Besides my column on throwing a zero waste party, a lot of important stuff has happened this past year. I get into the year’s greenest highs and lows in my latest Ecoholic and cover all sorts of stuff like the year’s crazy, not-so-random weather and the rousing victory that put an end to plans for Canada’s largest open pit mine (Go Mega Quarry protestors!). Antibacterial triclosan was officially given the kiss of death (well, sort of – it was declared toxic by the feds but it wasn’t banned from shelves) and Johnson and Johnson committed to ousting a bunch of bad boy ingredients.
There are a few other major highs and lows that didn’t make it in or had to be cut for space. Quebec took the green lead, with a record 300,000 people turning out for Earth Day events this year and announcements that they’d be shutting down the province’s only nuclear reactor.
And the world can breathe easier knowing Quebec also put an end to all talk of reopening our shameful asbestos mines – yay! Speaking of dodgy substances, the heat was turned up on hazardous, ineffective flame retardants and California’s governor said he’d reform the standards that make flame retardants so pervasive in North American couches. Too bad Cali didn’t vote to make GMO labelling mandatory, as we hoped they would.
In my section on climate change, I forgot to mention a big stat: the world broke its record for climate-changing CO2 emissions. We also missed the boat at the Rio +20 conference, when global leaders could have taken action on climate change but didn’t (however some positive moves did come out of it). And while more species teetered on the brink of extinction and Canada tried (and failed) to expand its fishing quota for endangered blue fin tuna, on the brighter side, one million new underwater species were “discovered” on a 70,000 mile expedition under the sea.

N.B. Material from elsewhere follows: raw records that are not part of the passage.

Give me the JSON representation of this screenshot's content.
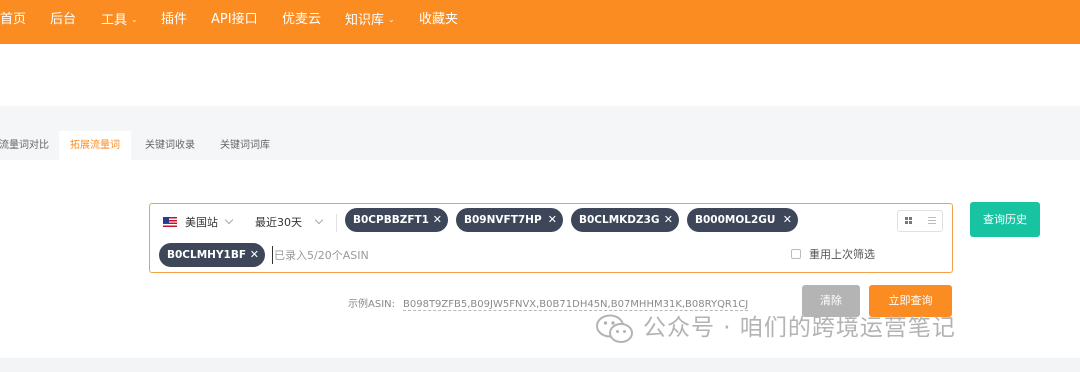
{
  "nav": {
    "items": [
      {
        "label": "首页",
        "dropdown": false
      },
      {
        "label": "后台",
        "dropdown": false
      },
      {
        "label": "工具",
        "dropdown": true
      },
      {
        "label": "插件",
        "dropdown": false
      },
      {
        "label": "API接口",
        "dropdown": false
      },
      {
        "label": "优麦云",
        "dropdown": false
      },
      {
        "label": "知识库",
        "dropdown": true
      },
      {
        "label": "收藏夹",
        "dropdown": false
      }
    ]
  },
  "tabs": [
    {
      "label": "流量词对比",
      "active": false
    },
    {
      "label": "拓展流量词",
      "active": true
    },
    {
      "label": "关键词收录",
      "active": false
    },
    {
      "label": "关键词词库",
      "active": false
    }
  ],
  "search": {
    "site": "美国站",
    "site_flag_icon": "us-flag-icon",
    "range": "最近30天",
    "tags": [
      "B0CPBBZFT1",
      "B09NVFT7HP",
      "B0CLMKDZ3G",
      "B000MOL2GU",
      "B0CLMHY1BF"
    ],
    "placeholder": "已录入5/20个ASIN",
    "reuse_label": "重用上次筛选",
    "reuse_checked": false,
    "view_icons": [
      "grid-view-icon",
      "list-view-icon"
    ]
  },
  "buttons": {
    "history": "查询历史",
    "clear": "清除",
    "query": "立即查询"
  },
  "example": {
    "label": "示例ASIN:",
    "value": "B098T9ZFB5,B09JW5FNVX,B0B71DH45N,B07MHHM31K,B08RYQR1CJ"
  },
  "watermark": {
    "text": "公众号 · 咱们的跨境运营笔记",
    "icon": "wechat-icon"
  },
  "colors": {
    "brand_orange": "#fa8c22",
    "teal": "#17c3a0",
    "tag_dark": "#3d4759",
    "clear_gray": "#b4b4b4"
  }
}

Locally, Toronto lost its Jarvis bike lane (not without a good fight!) and its ban on shark fin soup (sigh). But while mayor Rob Ford nixed our 70 per cent waste diversion target along with efforts to bring composting to the city’s apartments and condos, council did save our Community Environment Days, which makes recycling of odd bits and hazardous waste so much easier for residents.
So there you have it, more of the good, bad, ugly and hopeful silver linings of 2012. Check back soon for inspiring ways to tap into your own inner super hero with ways to change the world for the better in the year ahead. Happy new year, everyone!